On Oct. 14, The Academy of Motion Picture Arts and Sciences decided to dismiss Harvey Weinstein as a member, the second time ever this judgment has been evoked. This follows a league of blows against the producer, including separation from his wife, still-mounting legal troubles and the revilement of almost all film executives and actors. All of this and more is certainly deserved given the over two dozen allegations of sexual assault, misconduct or rape against him.
Within their statement for his expulsion, the Academy wrote their intention with this decision is in part to “send a message that the era of willful ignorance and shameful complicity in sexually predatory behavior and workplace harassment in our industry is over.” While this statement is certainly distinct in message, its tone and implications almost seem to reflect that of the Weinstein Company’s statement upon firing their co-founder. Most importantly, both seem to imply that these allegations come as a shock to the groups.
Unfortunately for victims everywhere, this is obviously and provably false.

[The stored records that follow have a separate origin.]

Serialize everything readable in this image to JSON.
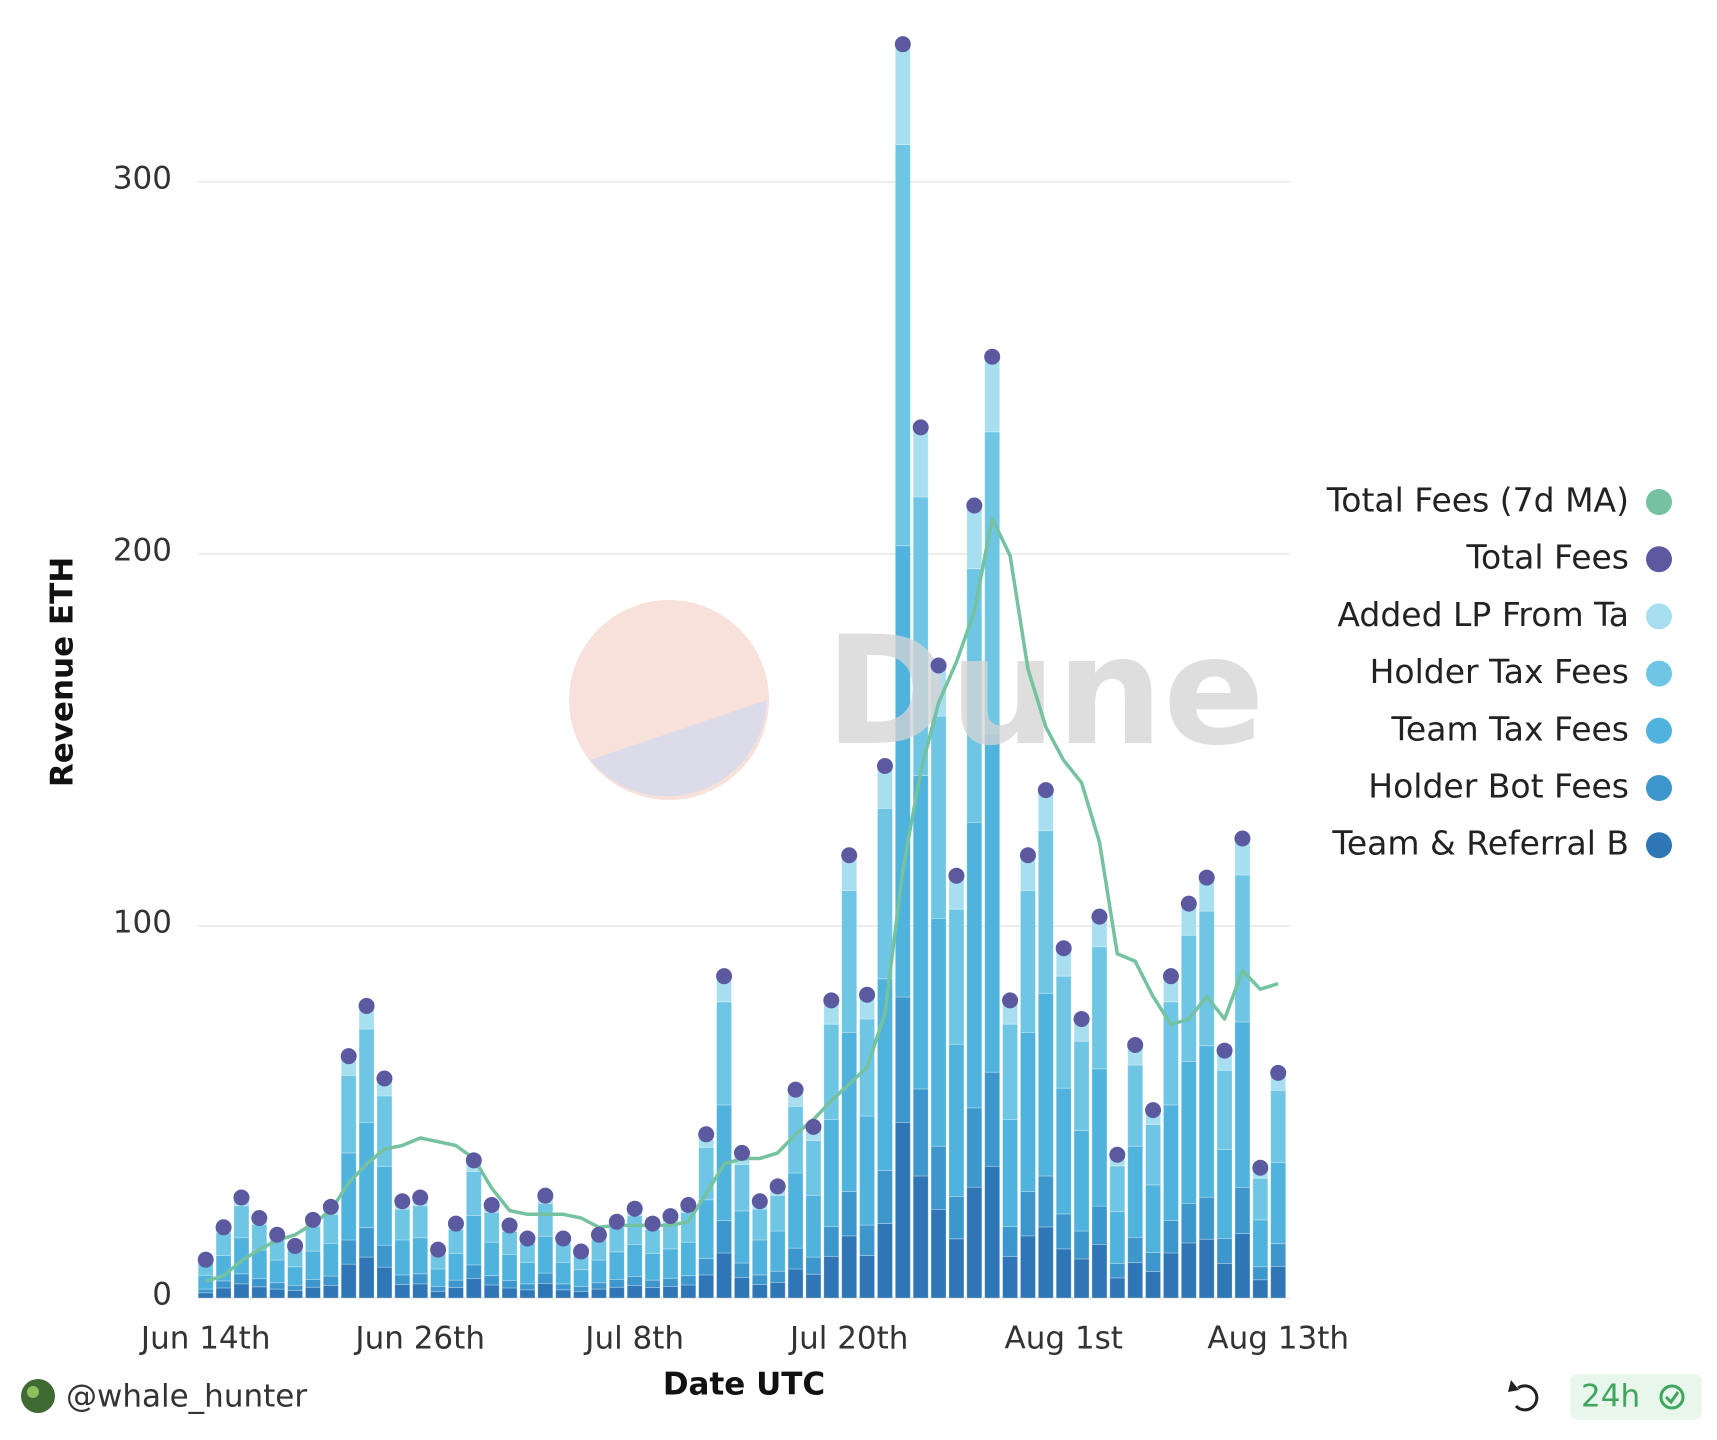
{
  "chart_data": {
    "type": "bar",
    "stacked": true,
    "x_label": "Date UTC",
    "y_label": "Revenue ETH",
    "watermark": "Dune",
    "categories": [
      "Jun 14th",
      null,
      null,
      null,
      null,
      null,
      null,
      null,
      null,
      null,
      null,
      null,
      "Jun 26th",
      null,
      null,
      null,
      null,
      null,
      null,
      null,
      null,
      null,
      null,
      null,
      "Jul 8th",
      null,
      null,
      null,
      null,
      null,
      null,
      null,
      null,
      null,
      null,
      null,
      "Jul 20th",
      null,
      null,
      null,
      null,
      null,
      null,
      null,
      null,
      null,
      null,
      null,
      "Aug 1st",
      null,
      null,
      null,
      null,
      null,
      null,
      null,
      null,
      null,
      null,
      null,
      "Aug 13th"
    ],
    "ylim": [
      0,
      340
    ],
    "yticks": [
      0,
      100,
      200,
      300
    ],
    "grid": true,
    "legend": "right",
    "series": [
      {
        "name": "Total Fees (7d MA)",
        "type": "line",
        "color": "#74c2a0",
        "values": [
          4.5,
          6,
          10,
          13,
          15.5,
          17,
          20,
          23.5,
          31,
          36,
          40,
          41,
          43,
          42,
          41,
          37.5,
          29.5,
          23.5,
          22.5,
          22.5,
          22.5,
          21.5,
          19,
          19.5,
          19.5,
          19.5,
          19.5,
          20.5,
          28,
          36,
          37.5,
          37.5,
          39,
          44,
          48,
          53,
          57.5,
          62,
          76.5,
          115,
          141.5,
          160,
          171,
          184.5,
          209.5,
          199.5,
          169,
          153.5,
          144.5,
          138.5,
          122.5,
          92.5,
          90.5,
          81,
          73.5,
          75,
          81,
          75,
          88,
          83,
          84.5
        ]
      },
      {
        "name": "Total Fees",
        "type": "scatter",
        "color": "#5b5aa0",
        "values": [
          10.3,
          19,
          27,
          21.5,
          17,
          14,
          21,
          24.5,
          65,
          78.5,
          59,
          26,
          27,
          13,
          20,
          37,
          25,
          19.5,
          16,
          27.5,
          16,
          12.5,
          17,
          20.5,
          24,
          20,
          22,
          25,
          44,
          86.5,
          39,
          26,
          30,
          56,
          46,
          80,
          119,
          81.5,
          143,
          337,
          234,
          170,
          113.5,
          213,
          253,
          80,
          119,
          136.5,
          94,
          75,
          102.5,
          38.5,
          68,
          50.5,
          86.5,
          106,
          113,
          66.5,
          123.5,
          35,
          60.5
        ]
      },
      {
        "name": "Added LP From Ta",
        "type": "bar",
        "color": "#a8dff0",
        "values": [
          0.8,
          1.5,
          2.2,
          1.7,
          1.4,
          1.1,
          1.7,
          2.0,
          5.2,
          6.3,
          4.7,
          2.1,
          2.2,
          1.0,
          1.6,
          3.0,
          2.0,
          1.6,
          1.3,
          2.2,
          1.3,
          1.0,
          1.4,
          1.6,
          1.9,
          1.6,
          1.8,
          2.0,
          3.5,
          6.9,
          3.1,
          2.1,
          2.4,
          4.5,
          3.7,
          6.4,
          9.5,
          6.5,
          11.4,
          27.0,
          18.7,
          13.6,
          9.1,
          17.0,
          20.2,
          6.4,
          9.5,
          10.9,
          7.5,
          6.0,
          8.2,
          3.1,
          5.4,
          4.0,
          6.9,
          8.5,
          9.0,
          5.3,
          9.9,
          2.8,
          4.8
        ]
      },
      {
        "name": "Holder Tax Fees",
        "type": "bar",
        "color": "#6ec6e4",
        "values": [
          3.3,
          6.1,
          8.6,
          6.9,
          5.4,
          4.5,
          6.7,
          7.8,
          20.8,
          25.1,
          18.9,
          8.3,
          8.6,
          4.2,
          6.4,
          11.8,
          8.0,
          6.2,
          5.1,
          8.8,
          5.1,
          4.0,
          5.4,
          6.6,
          7.7,
          6.4,
          7.0,
          8.0,
          14.1,
          27.7,
          12.5,
          8.3,
          9.6,
          17.9,
          14.7,
          25.6,
          38.1,
          26.1,
          45.8,
          107.8,
          74.9,
          54.4,
          36.3,
          68.2,
          81.0,
          25.6,
          38.1,
          43.7,
          30.1,
          24.0,
          32.8,
          12.3,
          21.8,
          16.2,
          27.7,
          33.9,
          36.2,
          21.3,
          39.5,
          11.2,
          19.4
        ]
      },
      {
        "name": "Team Tax Fees",
        "type": "bar",
        "color": "#4fb3de",
        "values": [
          3.7,
          6.8,
          9.7,
          7.7,
          6.1,
          5.0,
          7.6,
          8.8,
          23.4,
          28.3,
          21.2,
          9.4,
          9.7,
          4.7,
          7.2,
          13.3,
          9.0,
          7.0,
          5.8,
          9.9,
          5.8,
          4.5,
          6.1,
          7.4,
          8.6,
          7.2,
          7.9,
          9.0,
          15.8,
          31.1,
          14.0,
          9.4,
          10.8,
          20.2,
          16.6,
          28.8,
          42.8,
          29.3,
          51.5,
          121.3,
          84.2,
          61.2,
          40.9,
          76.7,
          91.1,
          28.8,
          42.8,
          49.1,
          33.8,
          27.0,
          36.9,
          13.9,
          24.5,
          18.2,
          31.1,
          38.2,
          40.7,
          23.9,
          44.5,
          12.6,
          21.8
        ]
      },
      {
        "name": "Holder Bot Fees",
        "type": "bar",
        "color": "#3d97cc",
        "values": [
          1.0,
          1.9,
          2.7,
          2.2,
          1.7,
          1.4,
          2.1,
          2.5,
          6.5,
          7.9,
          5.9,
          2.6,
          2.7,
          1.3,
          2.0,
          3.7,
          2.5,
          2.0,
          1.6,
          2.8,
          1.6,
          1.3,
          1.7,
          2.1,
          2.4,
          2.0,
          2.2,
          2.5,
          4.4,
          8.7,
          3.9,
          2.6,
          3.0,
          5.6,
          4.6,
          8.0,
          11.9,
          8.2,
          14.3,
          33.7,
          23.4,
          17.0,
          11.4,
          21.3,
          25.3,
          8.0,
          11.9,
          13.7,
          9.4,
          7.5,
          10.3,
          3.9,
          6.8,
          5.1,
          8.7,
          10.6,
          11.3,
          6.7,
          12.4,
          3.5,
          6.1
        ]
      },
      {
        "name": "Team & Referral B",
        "type": "bar",
        "color": "#2e76b5",
        "values": [
          1.4,
          2.7,
          3.8,
          3.0,
          2.4,
          2.0,
          2.9,
          3.4,
          9.1,
          11.0,
          8.3,
          3.6,
          3.8,
          1.8,
          2.8,
          5.2,
          3.5,
          2.7,
          2.2,
          3.9,
          2.2,
          1.8,
          2.4,
          2.9,
          3.4,
          2.8,
          3.1,
          3.5,
          6.2,
          12.1,
          5.5,
          3.6,
          4.2,
          7.8,
          6.4,
          11.2,
          16.7,
          11.4,
          20.0,
          47.2,
          32.8,
          23.8,
          15.9,
          29.8,
          35.4,
          11.2,
          16.7,
          19.1,
          13.2,
          10.5,
          14.4,
          5.4,
          9.5,
          7.1,
          12.1,
          14.8,
          15.8,
          9.3,
          17.3,
          4.9,
          8.5
        ]
      }
    ]
  },
  "footer": {
    "user": "@whale_hunter",
    "refresh": "24h"
  }
}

Allegations against Weinstein have been around for decades, most times being discredited or paid off and silenced. Repeatedly, Weinstein would invite women, often at the start of their careers, to the same hotel in attempts to coerce them into massages and sex. Multiple times among these, Weinstein would employ the aid of subordinates. Contracts for employees within his namesake company even included a ban on the reporting of reputation-harming events, likely for this very reason. As for the Academy’s statement, the continued membership of similarly-outed people like Roman Polanski and Bill Cosby call into question the validity of their goal.
The idea that Weinstein Company executives (including Harvey’s brother) and the Academy were ignorant of this rampant abuse of power would be laughable if it were not representative of a problem so depressing. One of the many ways in which Hollywood operates is through the abuse of those in desperate want of jobs. There are more qualified people than there are stars in the Walk of Fame, so if one of them will offer other services, seedy people like Weinstein will take advantage.
One of the most dizzying aspects of the case is how long, and with how many victims, the abuse went on for. Even the apex sexual predator could not lurk for decades without being caught, surely. The real reason Weinstein was able to have as outrageous a record as he did was the complicit nature of his peers within the film industry. Make no mistake, the uncovering of Harvey Weinstein is not a win for victims or those who come forward. If it were, Weinstein would have been outed years ago. Instead, those in power around Weinstein protected him from his own self for self-motivated gains. “Willful ignorance and shameful complicity,” as the Academy put it, is the name of the game in Hollywood. Harvey Weinstein’s fatal misstep (professionally, not morally) was (unfortunately) not his disgusting behavior and actions, but rather losing the protection of those around him for one reason or another.
As much as these different groups and people will continue to distance themselves from the likes of Harvey Weinstein, there will be still more people doing the same and worse. As much as news sources will continue to tout the same disheveled portrait of him to give credence to the idea that monsters can be caught, nothing will really change. Abusers will still exist in the industry, their peers will still cover them up and victims will still feel helpless standing up to it all. Until the industry starts putting safety above personal gains, that’s show business!